At any rate, hyper-critical comments are not so much prompted by the identity of the post author as they are by a Stack Overflow cultural value. As Jon Skeet, our top user by reputation, recently put it:

The goal of Stack Overflow is to create a repository of high-quality questions, and high-quality answers to those questions.

Taken on its own that goal is both noble and revolutionary. The only reason you have heard of Stack Overflow is that it hits this mark with regularity. What's more, all content is created by unpaid volunteers who freely donate their highly-compensated time. And it all happens because thousands of individual programmers believe in the mission and find it rewarding to pursue.

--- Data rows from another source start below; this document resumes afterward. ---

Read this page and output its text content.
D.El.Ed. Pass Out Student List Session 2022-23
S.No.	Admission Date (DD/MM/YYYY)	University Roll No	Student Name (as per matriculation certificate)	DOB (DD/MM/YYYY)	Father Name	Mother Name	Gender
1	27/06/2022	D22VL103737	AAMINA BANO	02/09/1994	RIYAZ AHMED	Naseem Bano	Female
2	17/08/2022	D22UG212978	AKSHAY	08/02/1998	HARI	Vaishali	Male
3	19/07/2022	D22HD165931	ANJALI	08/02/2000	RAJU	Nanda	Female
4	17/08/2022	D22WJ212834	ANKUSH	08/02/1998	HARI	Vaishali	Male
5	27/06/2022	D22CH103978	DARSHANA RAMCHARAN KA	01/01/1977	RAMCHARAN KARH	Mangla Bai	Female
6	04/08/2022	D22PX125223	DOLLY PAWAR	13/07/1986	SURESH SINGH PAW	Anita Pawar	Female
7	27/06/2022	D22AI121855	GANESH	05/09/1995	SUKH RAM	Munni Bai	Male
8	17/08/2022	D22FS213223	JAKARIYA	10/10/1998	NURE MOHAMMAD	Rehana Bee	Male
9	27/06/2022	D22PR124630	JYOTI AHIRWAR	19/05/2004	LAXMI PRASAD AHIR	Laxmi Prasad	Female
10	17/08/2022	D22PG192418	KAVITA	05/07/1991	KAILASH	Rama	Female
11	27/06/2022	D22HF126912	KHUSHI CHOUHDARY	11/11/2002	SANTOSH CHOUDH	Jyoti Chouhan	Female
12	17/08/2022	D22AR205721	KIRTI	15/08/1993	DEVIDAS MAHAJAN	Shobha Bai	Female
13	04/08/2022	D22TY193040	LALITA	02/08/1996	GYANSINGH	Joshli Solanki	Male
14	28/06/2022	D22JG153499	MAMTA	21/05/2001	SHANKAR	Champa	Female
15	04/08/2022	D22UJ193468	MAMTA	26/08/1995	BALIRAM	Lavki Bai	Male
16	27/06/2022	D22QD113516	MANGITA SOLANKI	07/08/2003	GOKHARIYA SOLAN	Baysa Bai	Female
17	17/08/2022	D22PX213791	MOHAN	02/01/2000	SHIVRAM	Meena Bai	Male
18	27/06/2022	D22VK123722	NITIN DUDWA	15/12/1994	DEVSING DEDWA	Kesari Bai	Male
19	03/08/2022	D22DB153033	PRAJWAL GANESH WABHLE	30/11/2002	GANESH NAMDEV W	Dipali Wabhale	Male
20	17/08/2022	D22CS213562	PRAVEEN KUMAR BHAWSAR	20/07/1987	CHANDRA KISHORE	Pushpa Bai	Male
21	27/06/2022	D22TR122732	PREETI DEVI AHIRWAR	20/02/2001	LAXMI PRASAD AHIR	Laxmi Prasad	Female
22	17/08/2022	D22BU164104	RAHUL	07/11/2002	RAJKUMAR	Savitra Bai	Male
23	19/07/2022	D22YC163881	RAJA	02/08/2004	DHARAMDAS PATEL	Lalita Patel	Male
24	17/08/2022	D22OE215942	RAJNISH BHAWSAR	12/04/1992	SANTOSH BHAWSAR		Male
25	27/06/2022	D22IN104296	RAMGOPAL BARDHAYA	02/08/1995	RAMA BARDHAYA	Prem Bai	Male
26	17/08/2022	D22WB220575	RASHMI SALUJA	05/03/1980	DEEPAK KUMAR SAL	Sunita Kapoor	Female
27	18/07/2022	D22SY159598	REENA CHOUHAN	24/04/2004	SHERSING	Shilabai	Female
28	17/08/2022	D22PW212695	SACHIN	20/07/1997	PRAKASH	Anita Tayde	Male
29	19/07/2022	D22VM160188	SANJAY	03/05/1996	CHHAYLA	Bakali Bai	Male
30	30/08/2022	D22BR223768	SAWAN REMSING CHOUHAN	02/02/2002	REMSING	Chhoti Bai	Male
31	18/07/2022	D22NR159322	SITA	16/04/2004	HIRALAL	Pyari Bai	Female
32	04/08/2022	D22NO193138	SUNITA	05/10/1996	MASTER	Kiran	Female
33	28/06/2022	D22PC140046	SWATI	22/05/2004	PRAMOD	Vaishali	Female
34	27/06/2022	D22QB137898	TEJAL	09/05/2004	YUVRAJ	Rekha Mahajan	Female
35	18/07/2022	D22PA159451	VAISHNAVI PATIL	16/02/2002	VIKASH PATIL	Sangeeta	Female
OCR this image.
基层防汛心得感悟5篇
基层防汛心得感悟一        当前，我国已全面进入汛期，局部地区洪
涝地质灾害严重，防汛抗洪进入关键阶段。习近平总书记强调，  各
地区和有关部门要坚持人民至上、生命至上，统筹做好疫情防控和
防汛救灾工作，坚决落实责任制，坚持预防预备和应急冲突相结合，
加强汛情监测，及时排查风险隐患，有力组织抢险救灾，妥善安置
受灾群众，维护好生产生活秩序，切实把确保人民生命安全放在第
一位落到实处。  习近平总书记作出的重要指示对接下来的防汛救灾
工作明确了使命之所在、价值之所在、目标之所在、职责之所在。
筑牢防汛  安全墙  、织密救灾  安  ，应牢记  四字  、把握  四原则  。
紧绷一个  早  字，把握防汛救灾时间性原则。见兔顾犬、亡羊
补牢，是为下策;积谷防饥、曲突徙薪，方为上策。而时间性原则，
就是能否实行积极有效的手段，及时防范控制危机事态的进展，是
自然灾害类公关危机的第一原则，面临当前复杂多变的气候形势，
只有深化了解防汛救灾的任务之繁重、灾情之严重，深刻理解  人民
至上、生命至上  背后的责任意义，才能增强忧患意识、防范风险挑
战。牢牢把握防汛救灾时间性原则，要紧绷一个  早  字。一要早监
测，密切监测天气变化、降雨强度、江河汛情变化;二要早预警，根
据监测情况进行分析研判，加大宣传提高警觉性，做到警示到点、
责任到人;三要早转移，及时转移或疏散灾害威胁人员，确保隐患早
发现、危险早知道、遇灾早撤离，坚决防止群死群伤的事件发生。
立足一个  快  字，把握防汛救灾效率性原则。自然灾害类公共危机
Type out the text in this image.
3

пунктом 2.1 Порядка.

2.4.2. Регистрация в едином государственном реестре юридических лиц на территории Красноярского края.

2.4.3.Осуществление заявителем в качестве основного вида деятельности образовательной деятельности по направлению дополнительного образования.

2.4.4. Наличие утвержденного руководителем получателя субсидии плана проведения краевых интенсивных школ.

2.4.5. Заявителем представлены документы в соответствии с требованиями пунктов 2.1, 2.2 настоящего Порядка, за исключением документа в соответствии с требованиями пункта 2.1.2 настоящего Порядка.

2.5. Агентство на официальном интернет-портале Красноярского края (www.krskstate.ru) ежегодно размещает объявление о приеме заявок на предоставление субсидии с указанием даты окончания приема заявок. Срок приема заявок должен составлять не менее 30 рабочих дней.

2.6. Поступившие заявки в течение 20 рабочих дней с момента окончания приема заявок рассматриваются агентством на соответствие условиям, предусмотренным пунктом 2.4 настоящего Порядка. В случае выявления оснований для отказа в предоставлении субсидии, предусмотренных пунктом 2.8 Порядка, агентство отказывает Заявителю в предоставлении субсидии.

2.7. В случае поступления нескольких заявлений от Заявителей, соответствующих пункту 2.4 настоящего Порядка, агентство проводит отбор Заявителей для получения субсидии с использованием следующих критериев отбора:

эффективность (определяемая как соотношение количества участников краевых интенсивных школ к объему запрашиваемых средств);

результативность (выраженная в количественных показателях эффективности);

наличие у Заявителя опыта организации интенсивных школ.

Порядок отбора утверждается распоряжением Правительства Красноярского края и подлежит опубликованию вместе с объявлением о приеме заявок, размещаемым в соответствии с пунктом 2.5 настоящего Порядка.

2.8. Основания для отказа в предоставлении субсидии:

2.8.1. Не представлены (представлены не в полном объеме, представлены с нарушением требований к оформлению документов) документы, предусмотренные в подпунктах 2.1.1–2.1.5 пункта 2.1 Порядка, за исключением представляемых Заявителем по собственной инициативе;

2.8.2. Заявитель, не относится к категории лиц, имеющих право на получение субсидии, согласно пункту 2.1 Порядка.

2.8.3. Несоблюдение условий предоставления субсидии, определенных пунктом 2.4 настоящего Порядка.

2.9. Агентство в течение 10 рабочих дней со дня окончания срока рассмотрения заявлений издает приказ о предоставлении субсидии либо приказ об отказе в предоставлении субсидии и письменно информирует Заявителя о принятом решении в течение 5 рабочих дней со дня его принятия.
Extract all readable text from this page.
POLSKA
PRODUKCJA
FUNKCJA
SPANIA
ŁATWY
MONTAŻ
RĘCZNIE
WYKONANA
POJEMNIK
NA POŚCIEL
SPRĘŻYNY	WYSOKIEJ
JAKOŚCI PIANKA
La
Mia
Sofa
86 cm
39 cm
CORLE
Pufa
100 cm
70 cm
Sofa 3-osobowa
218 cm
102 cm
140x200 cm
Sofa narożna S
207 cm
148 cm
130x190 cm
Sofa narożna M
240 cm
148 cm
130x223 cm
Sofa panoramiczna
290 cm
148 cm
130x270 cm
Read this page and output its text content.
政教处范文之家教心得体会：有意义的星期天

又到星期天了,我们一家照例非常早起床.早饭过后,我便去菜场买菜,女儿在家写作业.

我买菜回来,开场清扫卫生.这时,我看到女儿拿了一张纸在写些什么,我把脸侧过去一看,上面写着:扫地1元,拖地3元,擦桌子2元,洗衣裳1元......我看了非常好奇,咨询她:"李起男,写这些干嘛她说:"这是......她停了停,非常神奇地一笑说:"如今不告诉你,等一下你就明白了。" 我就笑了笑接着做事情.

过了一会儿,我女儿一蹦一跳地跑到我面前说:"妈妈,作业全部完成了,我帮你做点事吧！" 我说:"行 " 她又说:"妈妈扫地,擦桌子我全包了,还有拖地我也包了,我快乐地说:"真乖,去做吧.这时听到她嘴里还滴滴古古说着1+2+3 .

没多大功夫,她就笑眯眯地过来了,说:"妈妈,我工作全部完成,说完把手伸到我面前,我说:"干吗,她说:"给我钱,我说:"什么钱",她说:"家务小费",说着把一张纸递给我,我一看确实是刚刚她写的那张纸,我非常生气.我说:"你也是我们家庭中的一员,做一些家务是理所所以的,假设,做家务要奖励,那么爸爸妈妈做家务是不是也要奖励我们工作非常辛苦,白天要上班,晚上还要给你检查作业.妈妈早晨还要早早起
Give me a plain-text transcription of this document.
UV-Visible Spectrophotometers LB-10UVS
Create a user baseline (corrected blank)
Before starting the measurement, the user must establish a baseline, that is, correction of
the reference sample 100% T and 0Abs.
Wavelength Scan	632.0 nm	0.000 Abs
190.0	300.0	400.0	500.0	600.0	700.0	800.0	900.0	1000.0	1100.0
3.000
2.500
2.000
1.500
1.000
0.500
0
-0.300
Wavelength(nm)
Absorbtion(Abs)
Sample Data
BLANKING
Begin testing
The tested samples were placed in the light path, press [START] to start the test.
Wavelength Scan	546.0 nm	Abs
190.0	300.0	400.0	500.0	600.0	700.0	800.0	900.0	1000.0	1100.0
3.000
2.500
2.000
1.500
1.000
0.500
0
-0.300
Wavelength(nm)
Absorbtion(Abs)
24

At its heart, "high-quality" follows Stewart's test: "I know it when I see it". High-quality questions are especially tricky to nail down. We've made a stab at an objective criteria that considers voting and whether the question has been answered. But even that is open to debate since voting itself can be subjective. In particular, some people don't see questions as individuals requesting assistance, but as the grist for valuable answers many people might find via Google. While it's polite to overlook an incidental problem with a question someone asks in private, thinking about future readers means even minor problems need to be warned about in a comment or corrected in an edit.2

For better or worse, Stack Exchange sites use an adversarial system to arrive at the truth. It's not a prefect system by any means. For me, I never am comfortable submitting a post. I always have a little moment of terror when I press the publish button even on the site where I'm a top user. If it's nerve-racking for people who are already used to participation, how much more daunting is this system for people who feel like outsiders? This is the problem we need to address if we hope to have a user population that matches the demographics of programmers in the workforce.

I sing in a choir and one of the other basses always wants to be surrounded by other basses since he can't read music. He doesn't think of himself as a good singer (he's wrong) and doesn't feel safe unless he can hear his part all round him. We call it "a cocoon of basses". In the same way, recent research3 suggests women are more likely to become engaged on the site when they see other women using it. That's just human nature and we need to do a better job of providing safe spaces for people to be around others who have the same struggles. I'm hoping Stack Overflow for Teams will help fill that gap.

And yet, I find the most joy when I'm singing in a choir next to people singing other parts. When I can hear the altos, tenors and, yes, even sopranos, I know that I really learned the bass part. I believe women (and other underrepresented people) ought to have that same feeling when they participate on Q&A. Stack Overflow will never reach its potential unless all sorts of programmers can feel equally confident asking and answering questions while the world watches.


Footnotes:

  1. After some consideration, I deleted both my comments and, in my capacity as moderator, the other users' comments. It feels unfair for me to entrap users and shame them by using a made-up identity.

  2. Since I'd deleted warning comments on Kathryn's question, I decided to edit the question and answer to address some of the problems they called out.

  3. Denae Ford, the first author of that paper, also helped Kristina Lustig and Jeremy Banks set up an experiment with mentoring on chat. That project was extremely successful, but had some scaling problems. I'd like to take another look at it soon.